Par ailleurs, comme avec la borne wifi, la partie concernant la transmission longue distance présente une consommation marginale par rapport à celle de la box qui représente aux alentours de 10 à 30 watts suivant les générations. Les opérateurs travaillent d’ailleurs à la réduction de cette consommation, car elle devient un argument commercial.
Le téléphone mobile
Bon, la box Internet ou le point wifi ne consomment donc pas tant que ça. Qu’en est-il du téléphone mobile, présenté comme extrêmement gourmand ?
L’avantage du téléphone mobile est qu’il est alimenté par une batterie. Il est donc très facile d’estimer sa consommation maximale en fonctionnement : c’est celle d’une charge batterie complète, moins les pertes de celle-ci (faibles).
Une batterie de téléphone mobile d’aujourd’hui possède une capacité de 10 à 15 Wh. Elle peut donc fournir 10 à 15 W pendant une heure, ou la moitié pendant 2 h, etc.
L’éclairage d’écran d’un téléphone consomme à lui seul aux alentours de 2 W (facile à vérifier avec un consomètre assez sensible sur lequel on branche le chargeur). Cela représente le coût majeur lorsque vous visionnez une vidéo. La consommation est nettement plus élevée si vous préférez le faire sur un grand écran type téléviseur, et cela s’applique également à la télévision hertzienne classique.
Par comparaison, une ampoule LED consomme environ 8 watts pour remplacer à luminosité équivalente une ampoule à incandescence de 60 watts. Autrement dit, une charge de téléphone mobile n’a l’énergie pour éclairer une ampoule “basique” que pendant 1 à 2h. Il est évidemment important d’éteindre les pièces inoccupées, mais on en parle peu. Nous avons été convaincus que le téléphone mobile consommait bien plus, ce qui est faux.
Et le réseau mobile ?
Comme votre installation personnelle, la consommation du réseau de téléphonie mobile est essentiellement un coût fixe. L’équipement actif d’une antenne allumée va consommer quelques kilowatts ou dizaines de kilowatts, l’émission hertzienne proprement dite se contente de quelques dizaines de Watts, soit 100 fois moins. Autrement dit, la variable principale qui sous-tend la consommation électrique d’un réseau mobile est l’étendue de la couverture géographique, directement corrélée au nombre d’antennes.

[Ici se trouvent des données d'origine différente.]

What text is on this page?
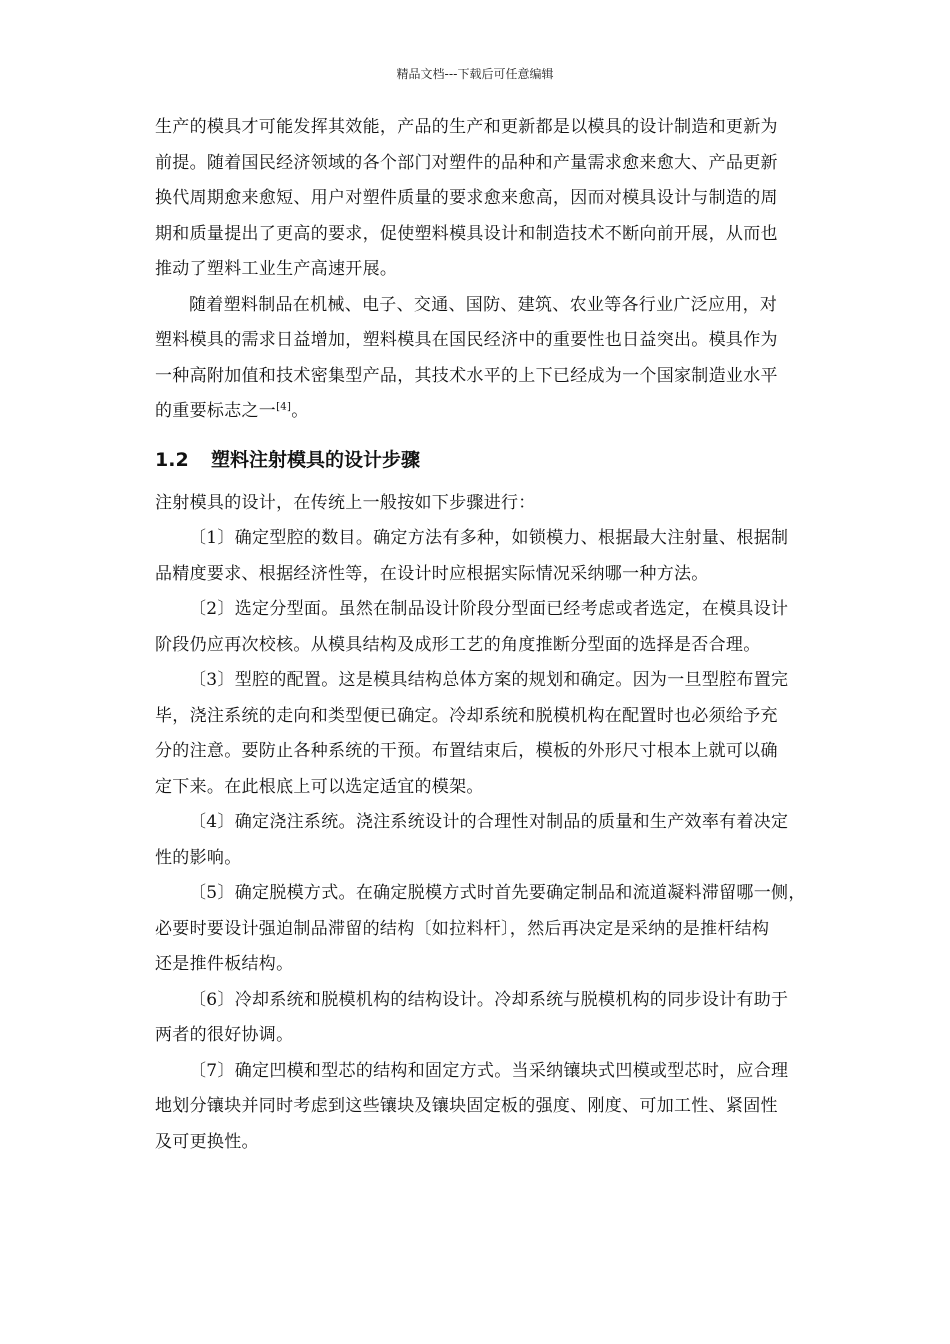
精品文档---下载后可任意编辑
生产的模具才可能发挥其效能，产品的生产和更新都是以模具的设计制造和更新为
前提。随着国民经济领域的各个部门对塑件的品种和产量需求愈来愈大、产品更新
换代周期愈来愈短、用户对塑件质量的要求愈来愈高，因而对模具设计与制造的周
期和质量提出了更高的要求，促使塑料模具设计和制造技术不断向前开展，从而也
推动了塑料工业生产高速开展。
随着塑料制品在机械、电子、交通、国防、建筑、农业等各行业广泛应用，对
塑料模具的需求日益增加，塑料模具在国民经济中的重要性也日益突出。模具作为
一种高附加值和技术密集型产品，其技术水平的上下已经成为一个国家制造业水平
的重要标志之一[4]。
1.2 塑料注射模具的设计步骤
注射模具的设计，在传统上一般按如下步骤进行：
〔1〕确定型腔的数目。确定方法有多种，如锁模力、根据最大注射量、根据制
品精度要求、根据经济性等，在设计时应根据实际情况采纳哪一种方法。
〔2〕选定分型面。虽然在制品设计阶段分型面已经考虑或者选定，在模具设计
阶段仍应再次校核。从模具结构及成形工艺的角度推断分型面的选择是否合理。
〔3〕型腔的配置。这是模具结构总体方案的规划和确定。因为一旦型腔布置完
毕，浇注系统的走向和类型便已确定。冷却系统和脱模机构在配置时也必须给予充
分的注意。要防止各种系统的干预。布置结束后，模板的外形尺寸根本上就可以确
定下来。在此根底上可以选定适宜的模架。
〔4〕确定浇注系统。浇注系统设计的合理性对制品的质量和生产效率有着决定
性的影响。
〔5〕确定脱模方式。在确定脱模方式时首先要确定制品和流道凝料滞留哪一侧，
必要时要设计强迫制品滞留的结构〔如拉料杆〕，然后再决定是采纳的是推杆结构
还是推件板结构。
〔6〕冷却系统和脱模机构的结构设计。冷却系统与脱模机构的同步设计有助于
两者的很好协调。
〔7〕确定凹模和型芯的结构和固定方式。当采纳镶块式凹模或型芯时，应合理
地划分镶块并同时考虑到这些镶块及镶块固定板的强度、刚度、可加工性、紧固性
及可更换性。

Une étude finlandaise citée par le document Arcep a tenté d’estimer, pour la téléphonie mobile, la consommation électrique du réseau par rapport au volume de données, autrement dit le nombre de kWh par gigaoctet transféré (kWh/Go).
Pour effectuer de telles estimations d’impact environnemental, les méthodes dites d'”analyse du cycle de vie” (ACV) évaluent l’ensemble des coûts imputés par une activité. Ainsi, l’évaluation de l’empreinte de la téléphonie mobile intègre la fabrication des terminaux, la consommation personnelle (recharge quotidienne du téléphone), etc. Pour évaluer l’empreinte d’un opérateur mobile, on prend en compte la consommation des antennes, mais également la climatisation et chauffage des bureaux, etc. En divisant ce chiffre de consommation électrique totale par le volume échangé total, on peut obtenir une estimation de l’empreinte électrique du volume de données échangées.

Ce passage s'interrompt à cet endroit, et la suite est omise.